With a hope that you may find in your apprentice a worthy and useful servant, and he in you an able instructor and kind master, and with our best wishes for and your happiness and prosperity, we commit to your care.

By order and in behalf of the Board of Managers,

Superintendent.

 

LETTER TO THE APPRENTICE

You are about to leave the House of Refuge. You will be bound as an apprentice to a person, who, the Managers believe, will provide for you, instruct you, and if you behave well, treat you with kindness.

We should not have consented to part with you at this time, had not your conduct given us reason to hope that the religious and moral instruction you have received since you have been under our care, have disposed you to lead an honest, industrious, and sober life. . .

Do not be discouraged by what has happened from striving to raise yourself to a respectable station in the world. If your life be hereafter exemplary, the errors of your infancy will be forgiven or forgotten. In our happy country, every honest man may claim the rewards he merits. Many of our most distinguished citizens have been the makers of their own fortunes, and in their childhood were as poor and unprotected as you have been.

You well know the evil consequences of bad company: there is nothing as to which you ought to be more on your guard. You ought particularly to avoid those with whom you associated before you was placed in the House of Refuge. That you may not be again tempted by these, you should not be too anxious to return to this city, and put yourself in a situation where you may meet with them. When your time of service is out, and you become your own master you may have a better chance of success in the world, if you will establish yourself where you will have no friends but those you may hereafter make by your good conduct, and where the history of your early life is unknown.

It will always be gratifying to us to hear of your welfare. We shall be pleased to learn that you preserve and often read this letter. We wish you occasionally to write to our superintendent; you will always find in him, and in us, friends ready to advise and to serve you.

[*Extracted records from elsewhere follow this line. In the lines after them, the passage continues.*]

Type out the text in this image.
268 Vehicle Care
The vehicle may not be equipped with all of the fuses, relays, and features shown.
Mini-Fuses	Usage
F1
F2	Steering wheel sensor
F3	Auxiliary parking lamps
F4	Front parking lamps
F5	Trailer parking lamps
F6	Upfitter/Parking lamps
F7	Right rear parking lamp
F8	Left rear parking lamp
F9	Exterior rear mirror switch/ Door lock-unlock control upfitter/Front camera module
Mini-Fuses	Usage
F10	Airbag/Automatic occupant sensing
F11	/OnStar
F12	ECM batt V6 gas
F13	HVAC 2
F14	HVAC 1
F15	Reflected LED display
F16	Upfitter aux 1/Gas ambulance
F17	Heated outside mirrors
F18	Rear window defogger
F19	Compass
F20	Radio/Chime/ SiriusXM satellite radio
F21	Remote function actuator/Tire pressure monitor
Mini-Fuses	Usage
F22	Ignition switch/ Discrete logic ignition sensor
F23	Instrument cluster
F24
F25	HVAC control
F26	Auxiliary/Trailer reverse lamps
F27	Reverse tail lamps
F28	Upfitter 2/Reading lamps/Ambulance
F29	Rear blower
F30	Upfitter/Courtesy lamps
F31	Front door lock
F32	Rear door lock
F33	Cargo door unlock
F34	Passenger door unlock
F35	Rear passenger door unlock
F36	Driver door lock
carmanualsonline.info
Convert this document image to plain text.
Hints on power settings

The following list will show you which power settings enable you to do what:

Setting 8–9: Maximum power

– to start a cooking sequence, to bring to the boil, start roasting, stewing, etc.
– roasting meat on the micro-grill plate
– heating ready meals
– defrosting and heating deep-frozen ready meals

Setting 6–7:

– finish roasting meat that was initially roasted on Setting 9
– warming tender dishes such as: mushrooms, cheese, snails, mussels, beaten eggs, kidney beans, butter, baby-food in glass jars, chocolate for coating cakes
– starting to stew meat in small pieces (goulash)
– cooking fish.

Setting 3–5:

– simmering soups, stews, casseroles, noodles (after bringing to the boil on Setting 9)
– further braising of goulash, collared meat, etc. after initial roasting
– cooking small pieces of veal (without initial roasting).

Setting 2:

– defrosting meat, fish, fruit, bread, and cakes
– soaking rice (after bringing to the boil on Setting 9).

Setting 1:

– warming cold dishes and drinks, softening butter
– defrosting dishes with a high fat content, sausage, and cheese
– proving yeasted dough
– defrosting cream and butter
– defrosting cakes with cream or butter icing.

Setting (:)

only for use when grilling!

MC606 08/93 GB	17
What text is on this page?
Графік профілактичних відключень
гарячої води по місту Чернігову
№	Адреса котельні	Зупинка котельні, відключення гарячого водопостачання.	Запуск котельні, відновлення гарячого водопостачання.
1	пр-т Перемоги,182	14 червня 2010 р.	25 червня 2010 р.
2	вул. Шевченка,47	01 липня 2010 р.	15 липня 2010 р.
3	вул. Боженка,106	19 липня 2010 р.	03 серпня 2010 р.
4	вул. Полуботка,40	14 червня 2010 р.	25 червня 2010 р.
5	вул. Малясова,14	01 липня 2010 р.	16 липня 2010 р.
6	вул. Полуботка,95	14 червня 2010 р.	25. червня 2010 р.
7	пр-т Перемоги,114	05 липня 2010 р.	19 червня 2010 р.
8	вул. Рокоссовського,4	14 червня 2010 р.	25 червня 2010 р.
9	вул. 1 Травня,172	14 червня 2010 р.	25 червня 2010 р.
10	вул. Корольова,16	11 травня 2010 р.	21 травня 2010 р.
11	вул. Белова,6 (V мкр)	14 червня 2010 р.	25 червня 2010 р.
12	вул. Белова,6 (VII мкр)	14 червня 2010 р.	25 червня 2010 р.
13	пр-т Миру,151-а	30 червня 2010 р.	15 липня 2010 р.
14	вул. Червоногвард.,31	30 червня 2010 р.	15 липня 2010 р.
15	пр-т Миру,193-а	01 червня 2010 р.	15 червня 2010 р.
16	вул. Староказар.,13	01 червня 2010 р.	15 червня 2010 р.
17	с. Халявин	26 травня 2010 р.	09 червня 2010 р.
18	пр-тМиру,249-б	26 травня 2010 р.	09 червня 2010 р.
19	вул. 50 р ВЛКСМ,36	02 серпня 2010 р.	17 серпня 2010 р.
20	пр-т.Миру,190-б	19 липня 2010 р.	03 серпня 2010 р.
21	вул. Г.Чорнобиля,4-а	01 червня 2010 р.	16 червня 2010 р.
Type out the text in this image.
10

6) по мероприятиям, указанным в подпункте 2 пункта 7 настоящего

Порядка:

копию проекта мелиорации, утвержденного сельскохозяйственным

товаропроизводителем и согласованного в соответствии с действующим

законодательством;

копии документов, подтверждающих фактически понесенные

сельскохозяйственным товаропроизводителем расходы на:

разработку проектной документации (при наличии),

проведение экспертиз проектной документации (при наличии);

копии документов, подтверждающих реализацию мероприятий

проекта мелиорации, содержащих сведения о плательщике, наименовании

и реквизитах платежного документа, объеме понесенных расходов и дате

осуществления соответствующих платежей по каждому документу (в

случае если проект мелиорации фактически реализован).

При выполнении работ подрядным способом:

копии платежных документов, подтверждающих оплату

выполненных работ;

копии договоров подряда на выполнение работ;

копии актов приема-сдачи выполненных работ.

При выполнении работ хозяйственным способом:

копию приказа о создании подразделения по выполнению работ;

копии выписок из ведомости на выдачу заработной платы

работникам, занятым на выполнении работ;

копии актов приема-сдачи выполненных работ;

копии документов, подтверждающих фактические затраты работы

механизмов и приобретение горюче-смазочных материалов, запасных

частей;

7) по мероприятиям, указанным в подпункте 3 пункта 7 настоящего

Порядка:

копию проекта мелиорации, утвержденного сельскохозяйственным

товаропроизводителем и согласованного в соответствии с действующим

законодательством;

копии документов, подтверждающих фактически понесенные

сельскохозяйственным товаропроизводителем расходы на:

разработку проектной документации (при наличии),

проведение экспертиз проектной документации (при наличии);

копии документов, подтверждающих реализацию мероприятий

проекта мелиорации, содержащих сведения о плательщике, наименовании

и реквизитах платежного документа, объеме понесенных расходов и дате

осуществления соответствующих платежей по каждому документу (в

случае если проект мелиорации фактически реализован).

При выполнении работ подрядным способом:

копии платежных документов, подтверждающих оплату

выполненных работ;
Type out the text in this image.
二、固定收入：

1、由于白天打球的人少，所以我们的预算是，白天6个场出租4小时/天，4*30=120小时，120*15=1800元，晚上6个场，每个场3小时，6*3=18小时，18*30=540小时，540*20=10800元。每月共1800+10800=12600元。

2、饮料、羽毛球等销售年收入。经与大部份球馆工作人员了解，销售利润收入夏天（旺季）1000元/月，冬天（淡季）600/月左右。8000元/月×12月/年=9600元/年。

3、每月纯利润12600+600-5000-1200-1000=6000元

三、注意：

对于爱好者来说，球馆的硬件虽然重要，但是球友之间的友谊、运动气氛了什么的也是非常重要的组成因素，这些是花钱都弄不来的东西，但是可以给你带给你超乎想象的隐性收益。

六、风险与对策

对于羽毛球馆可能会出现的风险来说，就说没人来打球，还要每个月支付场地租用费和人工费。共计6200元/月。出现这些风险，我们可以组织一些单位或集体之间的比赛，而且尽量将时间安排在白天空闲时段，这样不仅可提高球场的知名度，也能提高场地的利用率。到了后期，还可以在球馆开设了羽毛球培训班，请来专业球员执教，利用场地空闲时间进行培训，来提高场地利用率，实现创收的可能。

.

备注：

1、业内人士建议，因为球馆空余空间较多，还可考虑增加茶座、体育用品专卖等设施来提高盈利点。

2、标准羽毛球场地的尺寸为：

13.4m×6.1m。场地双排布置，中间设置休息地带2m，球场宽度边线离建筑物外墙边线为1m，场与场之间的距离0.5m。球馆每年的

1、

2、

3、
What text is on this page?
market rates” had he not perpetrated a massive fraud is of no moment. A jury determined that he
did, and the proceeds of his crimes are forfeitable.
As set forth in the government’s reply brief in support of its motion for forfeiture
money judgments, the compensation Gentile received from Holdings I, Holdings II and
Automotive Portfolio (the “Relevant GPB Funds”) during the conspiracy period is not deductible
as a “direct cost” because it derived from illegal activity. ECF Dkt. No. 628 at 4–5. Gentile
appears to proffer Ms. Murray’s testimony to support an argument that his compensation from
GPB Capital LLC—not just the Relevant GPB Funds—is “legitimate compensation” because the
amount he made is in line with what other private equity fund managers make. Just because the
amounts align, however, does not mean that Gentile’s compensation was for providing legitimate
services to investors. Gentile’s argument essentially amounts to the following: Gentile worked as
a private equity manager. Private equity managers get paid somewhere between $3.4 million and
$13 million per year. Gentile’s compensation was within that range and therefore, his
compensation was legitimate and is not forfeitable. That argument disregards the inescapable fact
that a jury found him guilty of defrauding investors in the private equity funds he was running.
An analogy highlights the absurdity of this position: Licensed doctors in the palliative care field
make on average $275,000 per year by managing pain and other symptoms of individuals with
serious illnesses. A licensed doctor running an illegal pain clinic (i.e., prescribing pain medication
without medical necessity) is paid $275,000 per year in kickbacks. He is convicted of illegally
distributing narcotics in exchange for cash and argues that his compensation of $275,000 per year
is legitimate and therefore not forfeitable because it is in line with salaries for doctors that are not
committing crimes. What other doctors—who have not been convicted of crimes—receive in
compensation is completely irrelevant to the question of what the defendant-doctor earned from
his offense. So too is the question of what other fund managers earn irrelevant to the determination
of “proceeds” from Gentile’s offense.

Committing you to the protection of Providence, and to the care of your master, and repeating our admonition to you, to be religious, to love the truth, to be sober and industrious, and to avoid bad company, we bid you farewell.

By order and on behalf of the Board of Managers,

Superintendent.

 

2. Maryland authorizes binding out in lieu of imprisonment for juvenile offenders, 1831

"An act relating to crime and punishments," 1831– ch. 208, Clement Dorsey, comp., The General Public Statutory Law and Public Law of the State of Maryland, 1692-1839, II (Baltimore, 1840), 1025.

. . . When any infant under the age of fifteen years, shall be convicted of any indictable offence, other than some malicious felony, the court before whom such conviction shall take place, shall have full power and authority to suspend sentence upon such convicted party, and bind the same to a master or mistress, whether resident within or without this state, or to procure other employment for tbe same, in or out of this state, and to compel such infant to comply with the terms of their judgment in the premises: Provided however, that no binding as aforesaid, shall be for a term extending beyond the age of sixteen years in females and twenty-one years in males, and that the infant be not bound to any service in the county within which he or she shall have been convicted.